Something on her mother's end of the phone catches Gillian's attention, something hushed from her absolute silence, heard just after George's words. A human ear couldn't pick up the subtleties of a whisper, but Gillian's hearing is far from human now.

"Almost got her location," the voice whispers, "keep her on the phone, I'll call down to the office to have someone bring her in."

What?

The people they work for. Jenny and Victor our theirs. Gillian might need minutes to process everything, but the more she hears the harder it is to keep her emotions in check, to focus on anything beyond the roof she lived under. The people she met there. The abilities she absorbed. Which means she hears things that she shouldn't hear, things that envoke a reaction. Keep her on the phone.

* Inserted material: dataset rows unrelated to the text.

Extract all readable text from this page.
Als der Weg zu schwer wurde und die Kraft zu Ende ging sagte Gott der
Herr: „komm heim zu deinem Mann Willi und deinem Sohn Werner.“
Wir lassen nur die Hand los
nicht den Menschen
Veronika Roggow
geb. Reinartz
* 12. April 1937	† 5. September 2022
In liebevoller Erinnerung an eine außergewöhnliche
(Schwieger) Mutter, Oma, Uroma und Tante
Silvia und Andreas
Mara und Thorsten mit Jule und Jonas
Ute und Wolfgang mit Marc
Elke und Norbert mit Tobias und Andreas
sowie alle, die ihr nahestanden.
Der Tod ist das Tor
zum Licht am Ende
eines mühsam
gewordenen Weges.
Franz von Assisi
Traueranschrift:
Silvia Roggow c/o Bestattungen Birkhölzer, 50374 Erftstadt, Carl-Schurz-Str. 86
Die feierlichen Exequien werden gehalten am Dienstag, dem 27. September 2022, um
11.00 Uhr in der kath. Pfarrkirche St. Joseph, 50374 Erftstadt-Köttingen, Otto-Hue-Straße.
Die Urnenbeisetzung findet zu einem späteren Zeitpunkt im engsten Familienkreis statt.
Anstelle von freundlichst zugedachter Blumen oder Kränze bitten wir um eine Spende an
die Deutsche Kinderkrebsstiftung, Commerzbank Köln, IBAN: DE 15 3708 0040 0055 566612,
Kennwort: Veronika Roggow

They almost have her location. Whoever they are. The people they work for?

As soon as the thought processes, she slams the phone down onto the hook and begins to run for it. Emotions are in far too much turmoil to think on that table where she met her brother— who isn't her brother— the table where she repaired a relationship she thought was broken…

Those tears she tried to ignore still fall, even as she rubs at her eyes. How could they do this to her? Even if she wants to, even if she needs to, she doesn't stop moving. Not for a while.